The Ureaplasma urealyticum Genome project

John I. Glass1, Elliot J. Lefkowitz1, Jennifer S. Glass1, Theresa Ngyuen2, Kathryn L. Hunkapiller2, Cheryl R. Heiner2, Ellson Y. Chen2, and Gail H. Cassell1.
1UAB Microbiology,
2Advanced Center for Genetic Technology, PE-Applied Biosystems

A poster presented at the American Society for Microbiology Meeting on
E. coli and Small Genomes
Snowbird, Utah
October 12 - October 15, 1997

Table of Contents

Ureaplasma Genome Project Statistics

Genome Size 751,723 base pairs
G+C% 25.5%
Sequencing Reactions ~13,000
Average Redundancy 7.8
Man Months Labor 29 months
Duration of Cloning & Sequencing Work 24 months
Cost per Finished Base Pair 43¢
Project Costs ~$320,000

Abstract

We sequenced the genome of the bacterium Ureaplasma urealyticum serovar 3 (Uu). Uu is an opportunistic pathogen of the human urogenital tract that is a significant cause of adverse pregnancy outcome. Uu is the third Mycoplasma genome to be completely sequenced. The DNA sequencing was done using a combination of random shotgun sequencing and ordered shotgun sequencing. One of the aims of the project was to demonstrate that two scientists could rapidly sequence an entire microbial genome in a cost effective manner. The sequencing was completed at a cost of ˜43¢/finished base. Approximately 13,000 sequences were performed, and the average sequence redundancy was 7.8. At the completion of the sequencing phase of the project the final two gaps were closed by sequencing directly from genomic DNA. The sequences were assembled using the PE-Applied Biosystems AutoAssembler software.

Annotation of the Uu genome is proceeding utilizing a combination of sequence analysis on a UNIX workstation, along with a data management system developed in-house that is based upon a Microsoft SQL Server database with a Web-browser interface. A set of potential peptides coded for by Uu along with the complete nucleic acid sequence were subject to a variety of BLAST database searches along with a number of other analyses such as tRNAscan for identification of tRNAs. All of the data from these analysis tools were then parsed appropriately, and imported into tables within the SQL database. The web interface allows access to all of this data, and provides a framework for generating a growing map based upon identification of significant coding sequences. While this system is not automated to the extent provided by other available annotation systems, it provides us with an easily configurable system that can be personalized and maintained within a small laboratory environment.

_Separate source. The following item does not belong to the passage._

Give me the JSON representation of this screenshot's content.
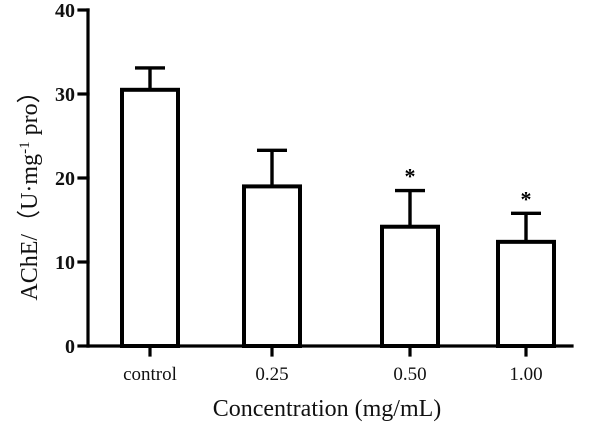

The single circular chromosome of Uu contains 751,723 base pairs. Only 25.5% of the bases are G or C. Uu contains 3370 reading frames coding for 50 or more amino acids. Ureaplasmas use an unusual genetic code in which TGA codes for tryptophan instead of translation termination. Although all 62 codons for amino acids are represented in the Uu genome, the genome codes for potentially only 30 different tRNAs. There are two rRNA operons.